Dataset Management¶

The REPL provides comprehensive dataset management commands to load, organize, and inspect your data.

Loading Datasets¶

`load <file> [name]`¶

Load a JSONL file into the workspace:

# Load with default name (filename without extension)
ja> load users.jsonl
Loaded: users (current)
  Path: /home/user/users.jsonl

# Load with custom name
ja> load /data/customers.jsonl clients
Loaded: clients (current)
  Path: /data/customers.jsonl

Behavior: - The dataset becomes the current dataset - Default name is the filename stem (without .jsonl) - Names must be unique (loading fails if name already exists) - File paths are stored, not data (streaming model preserved)
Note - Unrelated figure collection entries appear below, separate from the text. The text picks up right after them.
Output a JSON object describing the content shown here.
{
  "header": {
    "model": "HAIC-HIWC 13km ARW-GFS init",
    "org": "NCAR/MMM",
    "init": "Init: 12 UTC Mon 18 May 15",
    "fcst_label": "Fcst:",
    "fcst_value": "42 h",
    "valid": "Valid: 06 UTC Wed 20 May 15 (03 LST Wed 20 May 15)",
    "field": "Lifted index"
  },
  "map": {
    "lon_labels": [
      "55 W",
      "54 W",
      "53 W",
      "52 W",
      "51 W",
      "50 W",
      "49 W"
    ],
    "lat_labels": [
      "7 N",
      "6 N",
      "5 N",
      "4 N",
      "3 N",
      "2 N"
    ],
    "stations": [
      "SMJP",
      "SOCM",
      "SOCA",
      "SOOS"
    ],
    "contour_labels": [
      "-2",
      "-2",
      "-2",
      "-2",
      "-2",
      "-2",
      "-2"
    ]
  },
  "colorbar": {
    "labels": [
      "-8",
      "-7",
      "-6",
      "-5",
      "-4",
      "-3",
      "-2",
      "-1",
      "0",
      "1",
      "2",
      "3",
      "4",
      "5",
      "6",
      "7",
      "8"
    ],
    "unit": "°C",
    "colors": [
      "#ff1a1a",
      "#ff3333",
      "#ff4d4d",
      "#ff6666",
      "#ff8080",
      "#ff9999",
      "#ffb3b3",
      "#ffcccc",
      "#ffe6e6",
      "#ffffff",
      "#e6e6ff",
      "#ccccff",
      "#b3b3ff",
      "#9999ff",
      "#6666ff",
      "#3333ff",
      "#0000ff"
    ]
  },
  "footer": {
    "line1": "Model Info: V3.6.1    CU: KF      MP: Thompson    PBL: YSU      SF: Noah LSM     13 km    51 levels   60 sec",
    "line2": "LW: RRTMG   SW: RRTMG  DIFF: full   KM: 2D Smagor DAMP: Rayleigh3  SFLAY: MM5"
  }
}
Switching Between Datasets¶

`cd <name>`¶

Change the current dataset:

ja> load users.jsonl
ja> load orders.jsonl
ja> cd users
Current dataset: users

`pwd` / `current`¶

Show the current dataset:

ja> pwd
Current dataset: users
  Path: /home/user/users.jsonl

Listing Datasets¶

`datasets`¶

List all registered datasets:

ja> datasets
Registered datasets:
  orders
    /home/user/orders.jsonl
  users (current)
    /home/user/users.jsonl
  filtered
    /tmp/ja_repl_abc123/filtered_1.jsonl

Output shows: - Dataset names (alphabetically sorted) - Current dataset marked with (current) - File paths (temp files for derived datasets)

Inspecting Datasets¶

`info [name]`¶

Show detailed statistics about a dataset:

# Show info for current dataset
ja> info

Dataset: users
Path: /home/user/users.jsonl
Rows: 1,234
Size: 456.7 KB
Fields: id, name, age, email, location.city, location.state

Sample (first row):
  {
    "id": 1,
    "name": "Alice",
    "age": 30,
    ...
  }

# Show info for specific dataset
ja> info filtered

Dataset: filtered
Path: /tmp/ja_repl_abc123/filtered_1.jsonl
Rows: 523
Size: 198.4 KB
...

Information displayed: - Dataset name - File path - Row count (with comma formatting) - File size (in B, KB, or MB) - Field names (with dot notation for nested fields) - Sample of first row

`ls [name] [--limit N]`¶

Preview dataset contents:

# Preview current dataset (default: window-size lines)
ja> ls
{"id": 1, "name": "Alice", ...}
{"id": 2, "name": "Bob", ...}
...

# Preview with custom limit
ja> ls --limit 3
{"id": 1, "name": "Alice", ...}
{"id": 2, "name": "Bob", ...}
{"id": 3, "name": "Charlie", ...}

# Preview specific dataset
ja> ls users --limit 5
...

Saving Datasets¶

`save <file>`¶

Persist the current dataset to a file:

ja> save output.jsonl
Saved users to: output.jsonl

# Save to a different location
ja> save /tmp/backup.jsonl
Saved users to: /tmp/backup.jsonl

Notes: - Only saves the current dataset - Does NOT register the saved file as a new dataset - Overwrites existing files without warning

Dataset Lifecycle¶

Original Files vs. Derived Datasets¶

Original files: Loaded with load, stored at their original paths
Derived datasets: Created by operations, stored in temp directory

ja> load users.jsonl
# users -> /home/user/users.jsonl (original)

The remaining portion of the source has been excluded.